The administration signed the deal with Guatemala after President Trump threatened the Central American country with tariffs but before the department completed a plan to put the policy in place — leaving an opening to continue to tweak the agreement.

And the agency is now under new leadership, with Chad Wolf replacing Mr. McAleenan and Kenneth T. Cuccinelli II, the acting director of United States Citizenship and Immigration Services, rising through the ranks at homeland security.

The addition of Mexicans to the deal comes as homeland security officials have in recent weeks searched for ways to prevent them from crossing the southwestern border.

Border arrests have declined by 70 percent since May, the height of crossings last year, driven by multiple policies aiming to prevent Central Americans from seeking asylum in the United States.

But as violence has driven many to flee north, about 17,000 Mexicans were caught crossing between ports of entry in October, a 34 percent increase since July, according to Customs and Border Protection.

The Homeland Security Department has been searching for ways to stem the uptick for the past month — including instituting a pilot program in El Paso intended to expedite the adjudications of Mexican migrants seeking asylum.

“We are building protections that will be available to the region’s vulnerable populations closer to home, eliminating the need to make the dangerous journey north and lining the pockets of transnational criminal organizations,” Mr. Cuccinelli said in a tweet in December. “As we fully implement the agreement, all populations are being considered, including Mexican nationals.”

Alejandro Giammattei, who takes over as Guatemala’s president this month, had said he would review the agreement. It remains unclear how Mexico’s president, Andrés Manuel López Obrador, will react to the United States’ sending Mexicans to Guatemala.

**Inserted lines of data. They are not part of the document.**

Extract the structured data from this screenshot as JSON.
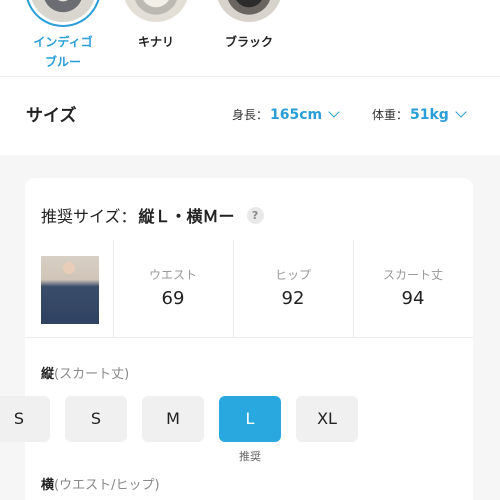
{
  "colors": {
    "items": [
      {
        "label": "インディゴ\nブルー",
        "selected": true
      },
      {
        "label": "キナリ",
        "selected": false
      },
      {
        "label": "ブラック",
        "selected": false
      }
    ]
  },
  "size_section": {
    "title": "サイズ",
    "height_filter": {
      "label": "身長：",
      "value": "165cm"
    },
    "weight_filter": {
      "label": "体重：",
      "value": "51kg"
    }
  },
  "recommendation": {
    "label": "推奨サイズ：",
    "value": "縦Ｌ・横Ｍー",
    "help": "?"
  },
  "measurements": [
    {
      "label": "ウエスト",
      "value": "69"
    },
    {
      "label": "ヒップ",
      "value": "92"
    },
    {
      "label": "スカート丈",
      "value": "94"
    }
  ],
  "length_group": {
    "label_bold": "縦",
    "label_rest": "(スカート丈)",
    "sizes": [
      "S",
      "S",
      "M",
      "L",
      "XL"
    ],
    "selected_index": 3,
    "recommended_tag": "推奨"
  },
  "width_group": {
    "label_bold": "横",
    "label_rest": "(ウエスト/ヒップ)"
  },
  "theme": {
    "accent": "#2a9ed8",
    "selected_bg": "#29a8e0"
  }
}
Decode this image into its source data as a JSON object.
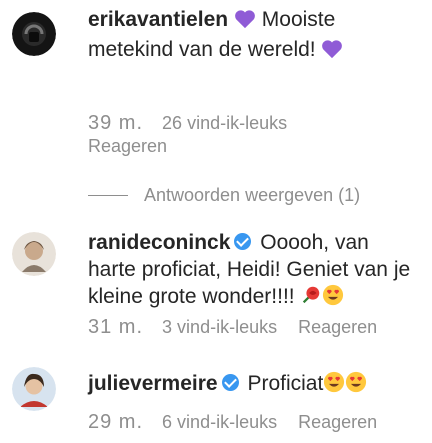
{
  "comments": [
    {
      "username": "erikavantielen",
      "text_1": "Mooiste metekind van de wereld!",
      "time": "39 m.",
      "likes": "26 vind-ik-leuks",
      "reply": "Reageren",
      "view_replies": "Antwoorden weergeven (1)",
      "avatar_icon": "avatar-dark-icon",
      "emojis": [
        "purple-heart-icon",
        "purple-heart-icon"
      ]
    },
    {
      "username": "ranideconinck",
      "verified": true,
      "text": "Ooooh, van harte proficiat, Heidi! Geniet van je kleine grote wonder!!!!",
      "time": "31 m.",
      "likes": "3 vind-ik-leuks",
      "reply": "Reageren",
      "emojis": [
        "rose-icon",
        "heart-eyes-icon"
      ]
    },
    {
      "username": "julievermeire",
      "verified": true,
      "text": "Proficiat",
      "time": "29 m.",
      "likes": "6 vind-ik-leuks",
      "reply": "Reageren",
      "emojis": [
        "heart-eyes-icon",
        "heart-eyes-icon"
      ]
    }
  ],
  "colors": {
    "text": "#262626",
    "muted": "#8e8e8e",
    "verified": "#3897f0",
    "purple_heart": "#8f5bd6"
  }
}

But immigration observers said the expansion of the deal, first reported by BuzzFeed News, would only jeopardize a vulnerable population by sending migrants to a country that many might have never been to before.

While only dozens of migrants have been deported under the deal, Guatemala’s asylum system has also been criticized for not being sufficient enough to handle a surge of asylum seekers. At the Guatemalan Migration Institute, where many of the migrants would be processed, a staff of eight handled just 262 applications in 2018.

Michael Knowles, a spokesman for the National CIS Council, the union representing asylum officers, said the policy was meant to prevent migrants from coming to the United States as opposed to ensuring their safety.

“How much closer to home for a Mexican can you get than the United States?” Mr. Knowles said. “Ultimately, we believe, the union — and I don’t think it’s a stretch because the administration has said as much — it’s all about deterrence.”

Aaron Reichlin-Melnick, the policy counsel at the American Immigration Council, said the inclusion of Mexicans undercut the initial justification of the agreement with Guatemala.

“The government repeatedly said this was about making sure people applied close to home and the first country they passed through,” Mr. Reichlin-Melnick said. “And now we’re seeing this is being applied even to people who have never stepped foot in Guatemala.”